What Russia's Oreshnik Missiles Change
Putin is playing a psychological game alongside his conventional bombing campaign. Utilizing the Oreshnik missile system is a direct message to both Kyiv and Washington. One of these missiles recently struck the Kyiv region, while another impacted occupied territory in Donetsk.
These aren't standard cruise missiles that can be shot down by mobile anti-aircraft teams using shoulder-fired weapons. They require high-tier, specialized kinetic interception. Without a steady stream of PAC-3 missiles, major cities like Kyiv are left exposed to catastrophic infrastructure damage. The recent destruction of the Chornobyl Museum during the latest barrages is a stark reminder of what gets lost when defenses fail.
Why Leverage Demands Better Air Defense
The Trump administration has been open about wanting a quick diplomatic resolution to this war. But diplomacy requires leverage. Zelensky's letter argues a point that Washington policymakers need to consider carefully: ballistic missiles are Putin's last major conventional advantage.
If Russia believes its missile stockpile can systematically dismantle Ukraine's energy grid and urban centers without opposition, Putin has zero incentive to negotiate in good faith. Ensuring Ukraine has a loaded, functional missile shield is the only way to convince Moscow that continuing the war is a losing proposition.

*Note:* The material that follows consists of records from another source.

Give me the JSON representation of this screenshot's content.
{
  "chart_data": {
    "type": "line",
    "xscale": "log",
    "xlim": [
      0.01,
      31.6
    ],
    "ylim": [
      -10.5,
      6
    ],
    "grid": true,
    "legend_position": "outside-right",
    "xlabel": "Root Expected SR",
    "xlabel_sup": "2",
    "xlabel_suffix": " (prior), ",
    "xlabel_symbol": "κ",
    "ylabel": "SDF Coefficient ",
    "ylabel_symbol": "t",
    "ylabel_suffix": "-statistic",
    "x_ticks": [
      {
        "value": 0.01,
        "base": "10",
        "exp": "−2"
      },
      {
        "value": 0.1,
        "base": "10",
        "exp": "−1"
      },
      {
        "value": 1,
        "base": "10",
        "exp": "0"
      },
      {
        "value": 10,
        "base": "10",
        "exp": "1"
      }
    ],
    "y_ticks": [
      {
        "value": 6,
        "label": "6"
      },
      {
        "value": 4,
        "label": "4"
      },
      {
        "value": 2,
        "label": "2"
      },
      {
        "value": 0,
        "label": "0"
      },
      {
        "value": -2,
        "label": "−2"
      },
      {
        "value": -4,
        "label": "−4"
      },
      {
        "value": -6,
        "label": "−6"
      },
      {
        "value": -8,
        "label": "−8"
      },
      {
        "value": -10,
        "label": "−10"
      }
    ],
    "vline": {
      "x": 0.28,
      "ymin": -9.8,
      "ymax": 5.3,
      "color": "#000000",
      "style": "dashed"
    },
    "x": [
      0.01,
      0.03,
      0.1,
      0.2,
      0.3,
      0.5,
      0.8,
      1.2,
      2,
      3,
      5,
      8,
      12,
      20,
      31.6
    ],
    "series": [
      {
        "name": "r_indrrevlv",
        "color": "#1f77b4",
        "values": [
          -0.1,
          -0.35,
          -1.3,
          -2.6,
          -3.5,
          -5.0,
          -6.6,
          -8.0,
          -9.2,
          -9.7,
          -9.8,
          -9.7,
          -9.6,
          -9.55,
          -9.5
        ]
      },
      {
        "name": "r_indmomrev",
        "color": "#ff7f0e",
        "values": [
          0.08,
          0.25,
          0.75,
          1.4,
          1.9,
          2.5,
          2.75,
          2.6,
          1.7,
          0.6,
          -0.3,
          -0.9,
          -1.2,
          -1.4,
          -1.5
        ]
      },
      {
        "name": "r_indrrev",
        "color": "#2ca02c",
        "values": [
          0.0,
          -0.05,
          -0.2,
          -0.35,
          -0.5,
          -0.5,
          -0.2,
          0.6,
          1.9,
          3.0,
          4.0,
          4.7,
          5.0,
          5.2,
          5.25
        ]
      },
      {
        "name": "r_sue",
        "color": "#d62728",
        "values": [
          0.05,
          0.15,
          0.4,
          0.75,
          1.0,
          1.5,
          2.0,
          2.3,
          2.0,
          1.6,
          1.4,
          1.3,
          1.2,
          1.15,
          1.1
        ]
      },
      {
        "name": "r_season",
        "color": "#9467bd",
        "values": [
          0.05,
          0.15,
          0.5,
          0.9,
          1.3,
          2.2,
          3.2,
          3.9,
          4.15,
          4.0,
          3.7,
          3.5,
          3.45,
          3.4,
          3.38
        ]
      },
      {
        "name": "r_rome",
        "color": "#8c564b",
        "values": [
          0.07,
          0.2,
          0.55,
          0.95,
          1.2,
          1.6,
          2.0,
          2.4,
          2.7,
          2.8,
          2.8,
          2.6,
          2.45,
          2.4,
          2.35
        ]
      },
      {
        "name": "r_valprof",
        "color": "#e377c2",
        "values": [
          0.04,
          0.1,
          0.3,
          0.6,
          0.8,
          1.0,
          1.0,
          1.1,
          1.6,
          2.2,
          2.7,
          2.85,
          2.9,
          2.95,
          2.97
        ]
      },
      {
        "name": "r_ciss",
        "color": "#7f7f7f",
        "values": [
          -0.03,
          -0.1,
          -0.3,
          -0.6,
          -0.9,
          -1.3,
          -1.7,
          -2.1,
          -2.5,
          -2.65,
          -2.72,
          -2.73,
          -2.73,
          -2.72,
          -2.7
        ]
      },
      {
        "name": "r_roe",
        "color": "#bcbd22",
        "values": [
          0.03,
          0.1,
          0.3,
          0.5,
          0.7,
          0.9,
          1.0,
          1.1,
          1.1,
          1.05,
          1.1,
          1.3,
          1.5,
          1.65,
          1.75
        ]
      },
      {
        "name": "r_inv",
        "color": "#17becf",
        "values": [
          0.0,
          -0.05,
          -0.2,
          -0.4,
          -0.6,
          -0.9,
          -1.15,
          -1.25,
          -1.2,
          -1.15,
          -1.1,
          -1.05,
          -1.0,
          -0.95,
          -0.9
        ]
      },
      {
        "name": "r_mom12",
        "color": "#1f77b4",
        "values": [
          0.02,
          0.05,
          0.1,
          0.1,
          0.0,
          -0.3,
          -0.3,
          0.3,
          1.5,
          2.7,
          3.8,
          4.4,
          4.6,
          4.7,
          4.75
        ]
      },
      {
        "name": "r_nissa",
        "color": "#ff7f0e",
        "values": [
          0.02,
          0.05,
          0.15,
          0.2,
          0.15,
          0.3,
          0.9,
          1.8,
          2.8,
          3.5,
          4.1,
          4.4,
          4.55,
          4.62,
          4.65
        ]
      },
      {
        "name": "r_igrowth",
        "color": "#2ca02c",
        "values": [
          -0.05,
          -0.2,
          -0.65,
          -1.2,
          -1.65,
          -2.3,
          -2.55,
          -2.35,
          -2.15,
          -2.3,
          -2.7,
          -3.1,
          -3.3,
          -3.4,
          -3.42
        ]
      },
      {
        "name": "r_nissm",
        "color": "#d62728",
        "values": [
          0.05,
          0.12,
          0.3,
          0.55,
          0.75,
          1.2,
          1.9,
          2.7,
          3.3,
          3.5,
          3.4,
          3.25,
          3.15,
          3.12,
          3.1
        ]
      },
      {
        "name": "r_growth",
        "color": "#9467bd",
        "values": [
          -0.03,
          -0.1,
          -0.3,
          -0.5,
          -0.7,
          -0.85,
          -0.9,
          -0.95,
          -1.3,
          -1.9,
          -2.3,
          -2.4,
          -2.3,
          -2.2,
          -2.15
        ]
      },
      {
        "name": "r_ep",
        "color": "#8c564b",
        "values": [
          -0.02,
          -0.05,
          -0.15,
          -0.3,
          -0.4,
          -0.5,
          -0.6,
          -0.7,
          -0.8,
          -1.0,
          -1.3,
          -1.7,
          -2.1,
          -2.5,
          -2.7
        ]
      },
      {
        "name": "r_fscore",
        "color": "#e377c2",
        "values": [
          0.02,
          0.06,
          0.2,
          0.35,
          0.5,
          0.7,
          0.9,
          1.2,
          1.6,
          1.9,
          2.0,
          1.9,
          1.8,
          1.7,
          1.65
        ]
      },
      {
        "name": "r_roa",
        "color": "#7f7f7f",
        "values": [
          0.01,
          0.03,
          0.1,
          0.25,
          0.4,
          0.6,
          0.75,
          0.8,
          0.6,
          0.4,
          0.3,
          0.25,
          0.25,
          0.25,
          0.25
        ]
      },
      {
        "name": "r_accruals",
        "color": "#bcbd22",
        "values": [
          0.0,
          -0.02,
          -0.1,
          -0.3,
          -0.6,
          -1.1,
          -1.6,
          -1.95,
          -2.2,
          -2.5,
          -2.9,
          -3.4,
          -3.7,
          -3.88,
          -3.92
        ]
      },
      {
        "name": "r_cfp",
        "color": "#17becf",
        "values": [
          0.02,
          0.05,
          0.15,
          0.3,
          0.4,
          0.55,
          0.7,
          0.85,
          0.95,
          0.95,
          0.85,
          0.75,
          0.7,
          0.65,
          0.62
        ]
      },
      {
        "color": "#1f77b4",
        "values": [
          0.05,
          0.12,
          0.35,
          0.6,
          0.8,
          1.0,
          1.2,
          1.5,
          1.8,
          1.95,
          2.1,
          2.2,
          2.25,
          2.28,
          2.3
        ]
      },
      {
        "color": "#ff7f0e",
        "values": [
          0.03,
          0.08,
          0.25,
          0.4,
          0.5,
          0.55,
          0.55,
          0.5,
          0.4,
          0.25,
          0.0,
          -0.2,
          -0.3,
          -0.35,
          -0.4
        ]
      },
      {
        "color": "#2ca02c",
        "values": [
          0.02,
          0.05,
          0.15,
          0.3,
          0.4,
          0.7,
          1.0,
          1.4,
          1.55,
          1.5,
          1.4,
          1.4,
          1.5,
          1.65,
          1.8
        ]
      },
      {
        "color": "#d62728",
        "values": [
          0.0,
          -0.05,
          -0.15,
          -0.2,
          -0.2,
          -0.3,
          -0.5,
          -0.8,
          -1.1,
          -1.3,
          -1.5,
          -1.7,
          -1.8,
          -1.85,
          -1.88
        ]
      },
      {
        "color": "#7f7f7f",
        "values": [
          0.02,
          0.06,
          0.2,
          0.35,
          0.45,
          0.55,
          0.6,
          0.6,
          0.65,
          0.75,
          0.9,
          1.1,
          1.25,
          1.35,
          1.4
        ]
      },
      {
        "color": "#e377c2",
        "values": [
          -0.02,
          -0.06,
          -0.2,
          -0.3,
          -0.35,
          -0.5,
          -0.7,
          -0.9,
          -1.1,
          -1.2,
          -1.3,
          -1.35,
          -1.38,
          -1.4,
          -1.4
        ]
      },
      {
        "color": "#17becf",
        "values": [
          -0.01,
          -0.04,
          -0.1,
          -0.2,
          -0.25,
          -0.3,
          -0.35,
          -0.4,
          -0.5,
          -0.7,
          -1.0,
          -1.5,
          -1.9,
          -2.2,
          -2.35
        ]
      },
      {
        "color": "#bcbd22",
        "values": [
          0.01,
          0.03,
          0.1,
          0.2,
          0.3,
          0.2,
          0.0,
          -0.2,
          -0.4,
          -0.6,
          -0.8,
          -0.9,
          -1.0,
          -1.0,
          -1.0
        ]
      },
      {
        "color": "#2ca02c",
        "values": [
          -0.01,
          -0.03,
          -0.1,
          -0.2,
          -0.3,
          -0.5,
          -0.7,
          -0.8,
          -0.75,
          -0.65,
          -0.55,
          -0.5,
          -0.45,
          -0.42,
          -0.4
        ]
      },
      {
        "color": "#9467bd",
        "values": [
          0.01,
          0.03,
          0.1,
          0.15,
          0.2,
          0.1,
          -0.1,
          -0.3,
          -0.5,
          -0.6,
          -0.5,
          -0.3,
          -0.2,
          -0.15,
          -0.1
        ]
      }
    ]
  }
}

Moving Past The Bottleneck
If you look at how this supply chain is managed, the fix requires direct presidential intervention from the White House to prioritize Ukraine's existing orders.
- Reroute active production lines: The US must temporarily adjust delivery schedules for foreign military sales, ensuring a baseline percentage of monthly PAC-3 production goes directly to plugging the gaps in Ukraine.
- Streamline the PURL mechanism: Washington needs to cut through the bureaucratic red tape holding up European-financed purchases, treating these orders with the same urgency as direct US military aid.
- Deploy temporary regional assets: Until production catches up with global demand, NATO allies should consider rotating additional air defense assets closer to Ukraine's western borders to free up Kyiv's internal systems for frontline defense.
The current approach of relying on slow-moving European procurement funds for American hardware is failing the reality test. If the goal is a stable negotiation, the US must ensure that Ukraine's skies are secure before the talks even begin. Empty launchers won't bring peace; they will only guarantee more arrivals.